This thought is really permeating my being. Which is strange, because the day started so positively!
I made a new Instagram reel, had 2 free introductions to meditation for people, and one of our members came to the centre and I shared cryptocurrency with him, told him all about Hex. Then he bought me lunch and we meditated. It was a nice day full of energy. Until he left. Then I kind of "crashed".
What really triggered it is when I looked at the reel, and I thought I hated the way I looked. It's funny, the part I got self conscious about, is actually what someone left a comment about! I got a haircut yesterday and I always feel like this after a haircut. Get a lot of inferiority and self consciousness.
It's reasonably easy to detach myself from most thoughts, but when it comes to my body - it's not so easy, because it's there, and it's physical and visual. I think it really put me in a shit mood. But also, it's a weekend, and weekends tend to have this rhythm.

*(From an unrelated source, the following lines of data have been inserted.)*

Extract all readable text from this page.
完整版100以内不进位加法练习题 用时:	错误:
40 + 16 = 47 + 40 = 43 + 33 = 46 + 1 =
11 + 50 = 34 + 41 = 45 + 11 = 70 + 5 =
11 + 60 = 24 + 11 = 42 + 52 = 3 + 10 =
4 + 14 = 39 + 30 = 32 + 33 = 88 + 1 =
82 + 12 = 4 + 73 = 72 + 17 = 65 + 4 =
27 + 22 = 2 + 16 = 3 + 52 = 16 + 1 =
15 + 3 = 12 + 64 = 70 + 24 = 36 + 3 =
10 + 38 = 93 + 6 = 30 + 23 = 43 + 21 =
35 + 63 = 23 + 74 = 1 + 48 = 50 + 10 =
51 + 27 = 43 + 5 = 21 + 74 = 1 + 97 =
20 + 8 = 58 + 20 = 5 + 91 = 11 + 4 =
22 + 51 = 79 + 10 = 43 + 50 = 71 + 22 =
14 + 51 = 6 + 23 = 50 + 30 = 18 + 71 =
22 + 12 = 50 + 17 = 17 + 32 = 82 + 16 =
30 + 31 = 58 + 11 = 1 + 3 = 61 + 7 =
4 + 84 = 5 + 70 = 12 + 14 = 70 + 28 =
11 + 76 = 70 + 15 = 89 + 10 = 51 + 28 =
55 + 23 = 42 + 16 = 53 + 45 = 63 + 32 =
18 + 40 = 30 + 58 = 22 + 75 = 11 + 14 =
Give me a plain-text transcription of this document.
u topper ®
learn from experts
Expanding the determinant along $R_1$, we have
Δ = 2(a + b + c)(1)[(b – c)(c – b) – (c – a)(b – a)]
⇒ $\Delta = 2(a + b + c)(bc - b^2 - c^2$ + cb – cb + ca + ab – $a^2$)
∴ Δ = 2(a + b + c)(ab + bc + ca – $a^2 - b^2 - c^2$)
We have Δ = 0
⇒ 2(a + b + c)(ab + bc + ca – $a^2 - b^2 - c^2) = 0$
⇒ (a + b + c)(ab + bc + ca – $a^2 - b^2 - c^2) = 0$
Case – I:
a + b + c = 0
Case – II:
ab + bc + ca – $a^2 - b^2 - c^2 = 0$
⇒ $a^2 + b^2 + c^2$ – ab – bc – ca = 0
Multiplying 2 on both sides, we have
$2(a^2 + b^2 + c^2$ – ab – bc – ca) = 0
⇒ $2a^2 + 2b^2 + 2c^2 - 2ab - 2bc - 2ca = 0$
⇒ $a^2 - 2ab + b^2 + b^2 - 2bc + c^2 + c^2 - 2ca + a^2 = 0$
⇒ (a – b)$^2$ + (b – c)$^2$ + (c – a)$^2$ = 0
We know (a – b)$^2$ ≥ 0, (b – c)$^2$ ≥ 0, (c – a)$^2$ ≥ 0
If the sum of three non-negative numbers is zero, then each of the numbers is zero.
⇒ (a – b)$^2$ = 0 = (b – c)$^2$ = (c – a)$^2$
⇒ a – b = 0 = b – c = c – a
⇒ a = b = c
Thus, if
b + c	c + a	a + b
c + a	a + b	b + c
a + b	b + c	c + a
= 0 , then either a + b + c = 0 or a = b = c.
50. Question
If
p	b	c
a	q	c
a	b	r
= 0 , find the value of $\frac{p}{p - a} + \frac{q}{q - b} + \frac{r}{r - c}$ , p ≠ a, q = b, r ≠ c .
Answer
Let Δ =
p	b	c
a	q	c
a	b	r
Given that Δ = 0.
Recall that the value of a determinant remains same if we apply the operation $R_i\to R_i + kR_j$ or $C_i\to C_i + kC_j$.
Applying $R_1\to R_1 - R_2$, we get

And now I want to quit. Because it creates an avalanche of negativity at the lack of results on Instagram or on here.
I just want to quit!
I'm not good enough!
Who's going to listen to you?
You're the biggest joke!
You're ugly, you'll never get followers!
I wish I could just accept that and get on with life. The top 4 I can, but the bottom 1 I can't. I can't seem to reconcile that point in my mind or in my life. A friend called me up as well and he had a big conversation about girls and what they want, and while I agreed with what he was saying, in the back of my mind I knew it wasn't going to work for me cause I have that huge blockage in my mind.
But isn't it strange that he'd called me up to talk to me about it today, when that self consciousness was so strong? Isn't it sstrange indeed.
My energy feels low as I write this. Depressing. But in the spirit of this, I'll keep moving forward. Tomorrow is a new day.